Now, listen to the narrative of your life as you go about your day tomorrow. Open your eyes tomorrow morning and remind yourself that you’re going to truly listen today. Do you tell yourself that you can’t wear that shirt because you look *insert negative comment*? Or do you pick out an outfit that makes you feel proud and happy? This is the voice in your head that dictates what you tell yourself about your own self-worth. This voice has been trained to talk to you the way it does over the course of your life, ever since you were first told to make a wish on that shooting star. Every day from this day forward, work your way back to that little person with their eyes squeezed tight, wishing on a star because when you believe in magic you can do anything.

Do you know what happens when you believe in magic again?

You start to create a living. So close your eyes and make a wish.


With Purpose,



10 Comments on “Make A Wish

  1. Love this. We become so cynical as adults and seem to adopt a ‘can’t do’ attitude. This last two years I started to dream, then believe I could achieve big things. I knew I’d be met with scepticism, but I haven’t let other people’s misunderstanding of what I want deter me from my goal. I’ve completed the early stages I promised I would so far, and that dream of early retirement in the sun is still within my grasp if I want it enough. I’ve come to understand everything is just a matter of mindset!

    Liked by 1 person

    • Amazing, David! This is exactly what I was talking about. We do become cynical and then other people get comfortable with who we are. When we break away from that mild, it’s hard for others to understand why and who we’re becoming. That’s a very hard truth! Glad to be on this journey knowing you and reading your awesome blogs! We’ll grow together.

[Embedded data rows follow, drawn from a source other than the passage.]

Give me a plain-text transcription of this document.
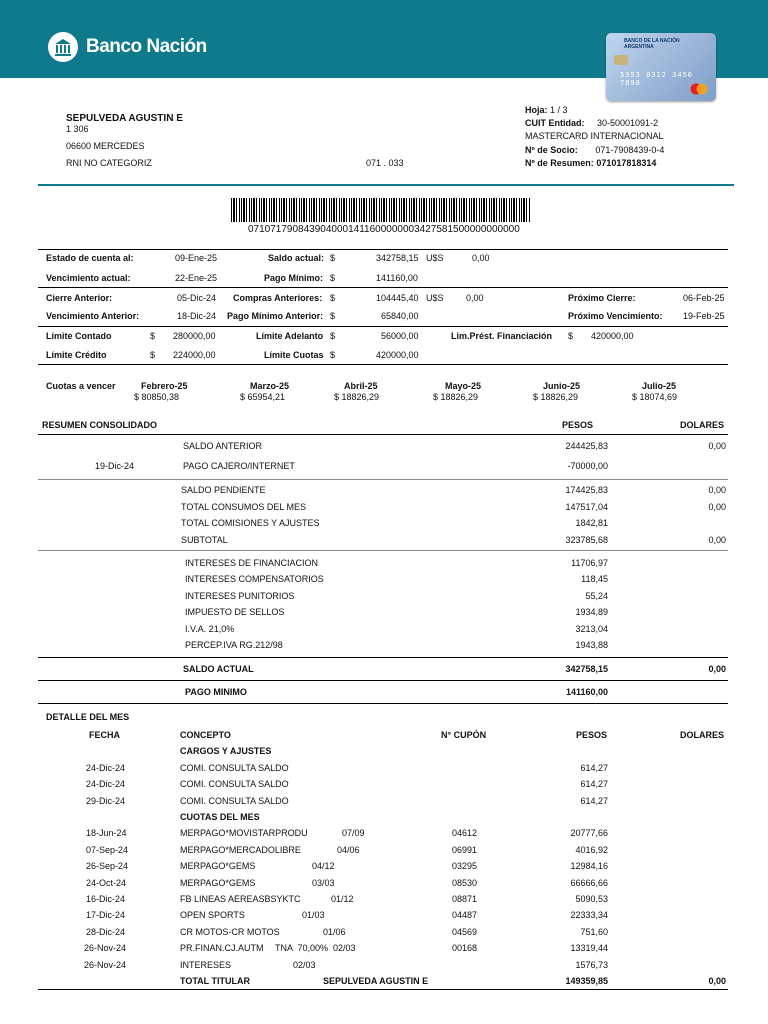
Banco Nación	BANCO DE LA NACIÓN ARGENTINA
5353 0312 3456 7890
SEPULVEDA AGUSTIN E
1 306
06600 MERCEDES
RNI NO CATEGORIZ	071 . 033
Hoja: 1 / 3
CUIT Entidad: 30-50001091-2
MASTERCARD INTERNACIONAL
Nº de Socio: 071-7908439-0-4
Nº de Resumen: 071017818314
0710717908439040001411600000003427581500000000000
Estado de cuenta al:	09-Ene-25	Saldo actual: $	342758,15 U$S	0,00
Vencimiento actual:	22-Ene-25	Pago Mínimo: $	141160,00
Cierre Anterior:	05-Dic-24 Compras Anteriores: $	104445,40 U$S 0,00	Próximo Cierre:	06-Feb-25
Vencimiento Anterior:	18-Dic-24 Pago Mínimo Anterior: $	65840,00	Próximo Vencimiento: 19-Feb-25
Límite Contado	$ 280000,00	Límite Adelanto $	56000,00	Lim.Prést. Financiación $ 420000,00
Límite Crédito	$ 224000,00	Límite Cuotas $	420000,00
Cuotas a vencer	Febrero-25
$ 80850,38
Marzo-25
$ 65954,21
Abril-25
$ 18826,29
Mayo-25
$ 18826,29
Junio-25
$ 18826,29
Julio-25
$ 18074,69
RESUMEN CONSOLIDADO	PESOS	DOLARES
SALDO ANTERIOR	244425,83	0,00
19-Dic-24	PAGO CAJERO/INTERNET	-70000,00
SALDO PENDIENTE	174425,83	0,00
TOTAL CONSUMOS DEL MES	147517,04	0,00
TOTAL COMISIONES Y AJUSTES	1842,81
SUBTOTAL	323785,68	0,00
INTERESES DE FINANCIACION	11706,97
INTERESES COMPENSATORIOS	118,45
INTERESES PUNITORIOS	55,24
IMPUESTO DE SELLOS	1934,89
I.V.A. 21,0%	3213,04
PERCEP.IVA RG.212/98	1943,88
SALDO ACTUAL	342758,15	0,00
PAGO MINIMO	141160,00
DETALLE DEL MES
FECHA	CONCEPTO	N° CUPÓN	PESOS	DOLARES
CARGOS Y AJUSTES
24-Dic-24	COMI. CONSULTA SALDO	614,27
24-Dic-24	COMI. CONSULTA SALDO	614,27
29-Dic-24	COMI. CONSULTA SALDO	614,27
CUOTAS DEL MES
18-Jun-24	MERPAGO*MOVISTARPRODU	07/09	04612	20777,66
07-Sep-24	MERPAGO*MERCADOLIBRE	04/06	06991	4016,92
26-Sep-24	MERPAGO*GEMS	04/12	03295	12984,16
24-Oct-24	MERPAGO*GEMS	03/03	08530	66666,66
16-Dic-24	FB LINEAS AEREASBSYKTC	01/12	08871	5090,53
17-Dic-24	OPEN SPORTS	01/03	04487	22333,34
28-Dic-24	CR MOTOS-CR MOTOS	01/06	04569	751,60
26-Nov-24	PR.FINAN.CJ.AUTM TNA  70,00%  02/03	00168	13319,44
26-Nov-24	INTERESES	02/03	1576,73
TOTAL TITULAR	SEPULVEDA AGUSTIN E	149359,85	0,00
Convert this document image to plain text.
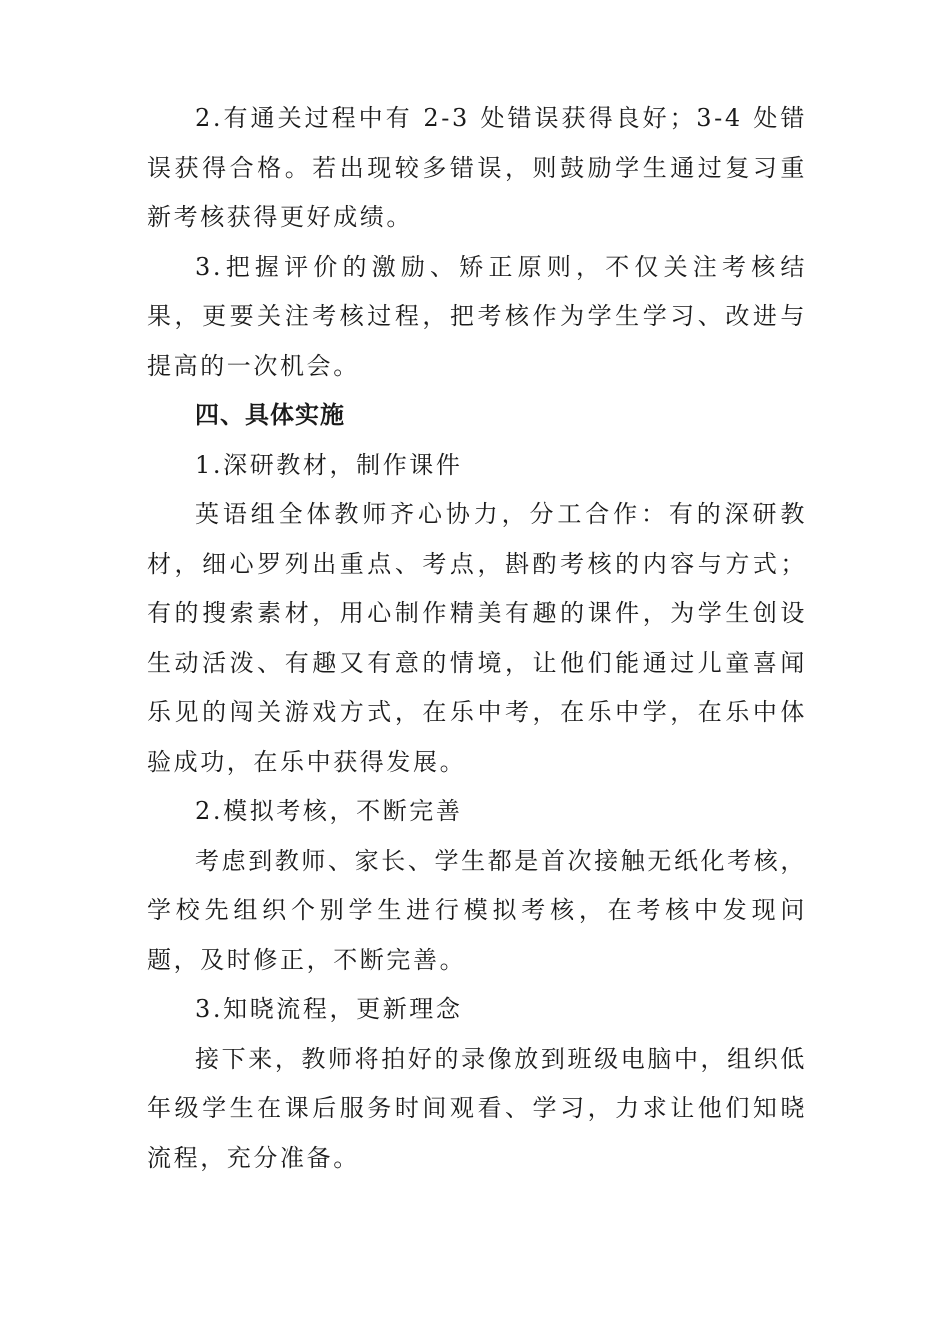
2.有通关过程中有 2-3 处错误获得良好；3-4 处错误获得合格。若出现较多错误，则鼓励学生通过复习重新考核获得更好成绩。

3.把握评价的激励、矫正原则，不仅关注考核结果，更要关注考核过程，把考核作为学生学习、改进与提高的一次机会。

四、具体实施

1.深研教材，制作课件

英语组全体教师齐心协力，分工合作：有的深研教材，细心罗列出重点、考点，斟酌考核的内容与方式；有的搜索素材，用心制作精美有趣的课件，为学生创设生动活泼、有趣又有意的情境，让他们能通过儿童喜闻乐见的闯关游戏方式，在乐中考，在乐中学，在乐中体验成功，在乐中获得发展。

2.模拟考核，不断完善

考虑到教师、家长、学生都是首次接触无纸化考核，学校先组织个别学生进行模拟考核，在考核中发现问题，及时修正，不断完善。

3.知晓流程，更新理念

接下来，教师将拍好的录像放到班级电脑中，组织低年级学生在课后服务时间观看、学习，力求让他们知晓流程，充分准备。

  2. This made me feel slightly sad but hopeful at the same time and i’m not sure why…. I need to think about that a bit more! Really lovely, thought-provoking post thank you x

    Liked by 1 person

    • I actually feel the same, Tiffany. It’s a sad thought, something that has triggered a lot in me, but ultimately in a positive way. However, the contemplative work beforehand was difficult. We believe in fairy tales only until someone tells us not to. What if we just kept on believing?